KWAZULU-Natal police are investigating a bizarre case – a man claiming to be dead multi-award winning maskandi (traditional Zulu folk music) artist Khulekani Kwakhe “Mgqumeni” Khumalo.
Yesterday, officers conducted DNA tests and took fingerprints of the 31-year old man.
Khumalo had allegedly died in December 2009.
Yesterday provincial police spokesperson Lieutenant-Colonel Vincent Mdunge said the results of DNA tests would be released on Tuesday.
“We have also taken his fingerprints and hope to have the results by tomorrow,” he said.
The police will then know whether to file a High Court application to exhume the body thought to be Khumalo’s.Social networks have been flooded with speculation since the news broke on Thursday about Khumalo’s shock arrival at his family’s homestead in Nquthu near Newcastle. By Friday the village was crowded with hysterical maskandi fans, some of whom had travelled more than 600km.

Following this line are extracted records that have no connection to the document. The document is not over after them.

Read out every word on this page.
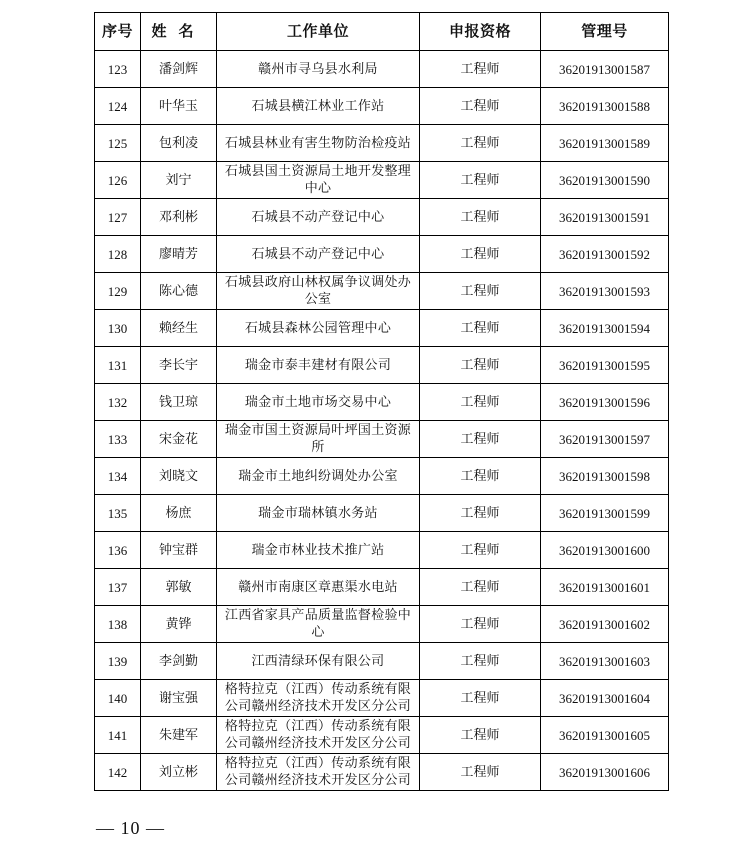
序号	姓名	工作单位	申报资格	管理号
123	潘剑辉	赣州市寻乌县水利局	工程师	36201913001587
124	叶华玉	石城县横江林业工作站	工程师	36201913001588
125	包利凌	石城县林业有害生物防治检疫站	工程师	36201913001589
126	刘宁	石城县国土资源局土地开发整理中心	工程师	36201913001590
127	邓利彬	石城县不动产登记中心	工程师	36201913001591
128	廖晴芳	石城县不动产登记中心	工程师	36201913001592
129	陈心德	石城县政府山林权属争议调处办公室	工程师	36201913001593
130	赖经生	石城县森林公园管理中心	工程师	36201913001594
131	李长宇	瑞金市泰丰建材有限公司	工程师	36201913001595
132	钱卫琼	瑞金市土地市场交易中心	工程师	36201913001596
133	宋金花	瑞金市国土资源局叶坪国土资源所	工程师	36201913001597
134	刘晓文	瑞金市土地纠纷调处办公室	工程师	36201913001598
135	杨庶	瑞金市瑞林镇水务站	工程师	36201913001599
136	钟宝群	瑞金市林业技术推广站	工程师	36201913001600
137	郭敏	赣州市南康区章惠渠水电站	工程师	36201913001601
138	黄铧	江西省家具产品质量监督检验中心	工程师	36201913001602
139	李剑勤	江西清绿环保有限公司	工程师	36201913001603
140	谢宝强	格特拉克（江西）传动系统有限公司赣州经济技术开发区分公司	工程师	36201913001604
141	朱建军	格特拉克（江西）传动系统有限公司赣州经济技术开发区分公司	工程师	36201913001605
142	刘立彬	格特拉克（江西）传动系统有限公司赣州经济技术开发区分公司	工程师	36201913001606
— 10 —
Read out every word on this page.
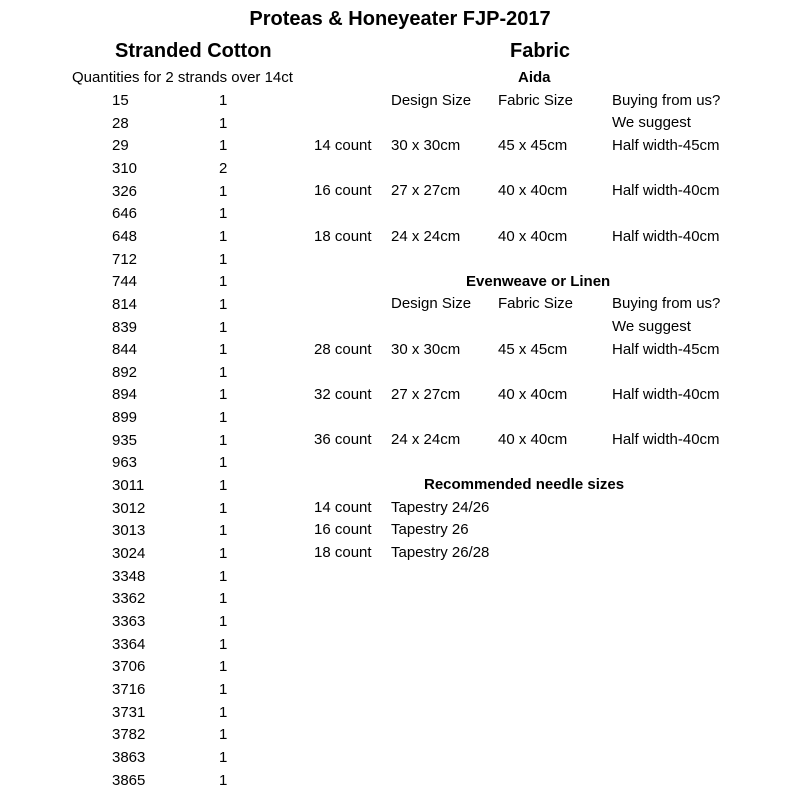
Proteas & Honeyeater FJP-2017
Stranded Cotton
Quantities for 2 strands over 14ct
15	1
28	1
29	1
310	2
326	1
646	1
648	1
712	1
744	1
814	1
839	1
844	1
892	1
894	1
899	1
935	1
963	1
3011	1
3012	1
3013	1
3024	1
3348	1
3362	1
3363	1
3364	1
3706	1
3716	1
3731	1
3782	1
3863	1
3865	1
Fabric
Aida
Design Size Fabric Size	Buying from us?
We suggest
14 count 30 x 30cm	45 x 45cm	Half width-45cm
16 count 27 x 27cm	40 x 40cm	Half width-40cm
18 count 24 x 24cm	40 x 40cm	Half width-40cm
Evenweave or Linen
Design Size Fabric Size	Buying from us?
We suggest
28 count 30 x 30cm	45 x 45cm	Half width-45cm
32 count 27 x 27cm	40 x 40cm	Half width-40cm
36 count 24 x 24cm	40 x 40cm	Half width-40cm
Recommended needle sizes
14 count Tapestry 24/26
16 count Tapestry 26
18 count Tapestry 26/28
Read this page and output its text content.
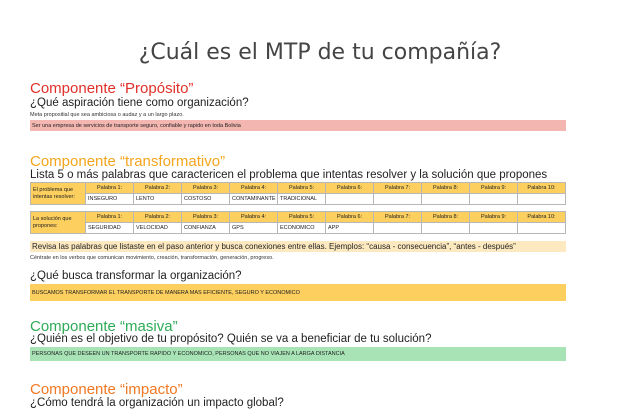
¿Cuál es el MTP de tu compañía?
Componente “Propósito”
¿Qué aspiración tiene como organización?
Meta propositial que sea ambiciosa o audaz y a un largo plazo.
Ser una empresa de servicios de transporte seguro, confiable y rapido en toda Bolivia
Componente “transformativo”
Lista 5 o más palabras que caractericen el problema que intentas resolver y la solución que propones
El problema que intentas resolver:	Palabra 1:	Palabra 2:	Palabra 3:	Palabra 4:	Palabra 5:	Palabra 6:	Palabra 7:	Palabra 8:	Palabra 9:	Palabra 10:
	INSEGURO	LENTO	COSTOSO	CONTAMINANTE	TRADICIONAL					
La solución que propones:	Palabra 1:	Palabra 2:	Palabra 3:	Palabra 4:	Palabra 5:	Palabra 6:	Palabra 7:	Palabra 8:	Palabra 9:	Palabra 10:
	SEGURIDAD	VELOCIDAD	CONFIANZA	GPS	ECONOMICO	APP				
Revisa las palabras que listaste en el paso anterior y busca conexiones entre ellas. Ejemplos: “causa - consecuencia”, “antes - después”
Céntrate en los verbos que comunican movimiento, creación, transformación, generación, progreso.
¿Qué busca transformar la organización?
BUSCAMOS TRANSFORMAR EL TRANSPORTE DE MANERA MAS EFICIENTE, SEGURO Y ECONOMICO
Componente “masiva”
¿Quién es el objetivo de tu propósito? Quién se va a beneficiar de tu solución?
PERSONAS QUE DESEEN UN TRANSPORTE RAPIDO Y ECONOMICO, PERSONAS QUE NO VIAJEN A LARGA DISTANCIA
Componente “impacto”
¿Cómo tendrá la organización un impacto global?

Over 20 armed police officers were dispatched to Nquthu to handle the frenzy. They created a barricade to force the crowd to gather 200m from the homestead.
A press conference is planned that will be addressed by relatives and the “risen Khumalo”.
The man, who played his guitar and chatted to relatives in an isolated house on the homestead yesterday, has been barred by his family from walking about and chatting to the crowd.
Some of his relatives, who are still shocked, described how they almost collapsed and how others ran away in fear when the artist suddenly emerged at the homestead on Saturday last week.
Khumalo’s uncle, Nkosingiphile (57) says he immediately knew it was his nephew, even though he no longer had his trademark dreadlocks.
“But everything else… we just knew it was him,” he says. “I personally have no doubt it is him … he has all the features and scars that we know.
“We want the body lying in that grave exhumed to establish who is buried there.”
Khumalo’s bother Dalingcebo (40) says: “Our father confirms it’s definitely him.”
Yesterday our sister paper the Sunday Times was given a few minutes to interview “Khumalo”.
He described the past two years of his life as “a mystery”.
“I don’t remember much about what happened to me,” he said.
He could only remember losing consciousness while in the company of members of his maskandi group.
“I’ve been trying to remember… but nothing comes to mind,” he said. “People have told me I died and was buried… it was easy for people to believe that because I’d been sick for a very long time.”
The man alleged to be Khumalo – who had fathered 12 children and had two wives – said he regained consciousness in a cave two weeks ago and sought help from people he knew in Joburg.
The facts were very vague.
Khumalo’s girlfriend, Nonhlanhla Majola, with whom he has a six-year-old daughter, thought he was a “bad spirit”.
“I didn’t believe it was him. I had to check his feet, neck and his smile to make sure,” she said.
The couple now share a house on the homestead.
A member of Khumalo’s band, Ngiga Ndlovu, said he hadn’t yet met the “risen Khumalo”.
“I don’t believe he is alive… I haven’t met him yet. I was with him when he died in Joburg,” said Ndlovu.
“He died in my hands and I was there when his body was taken to a mortuary in Germiston (eastern Joburg). I’m shocked. I will have to wait until the press conference to see and verify that it is him.”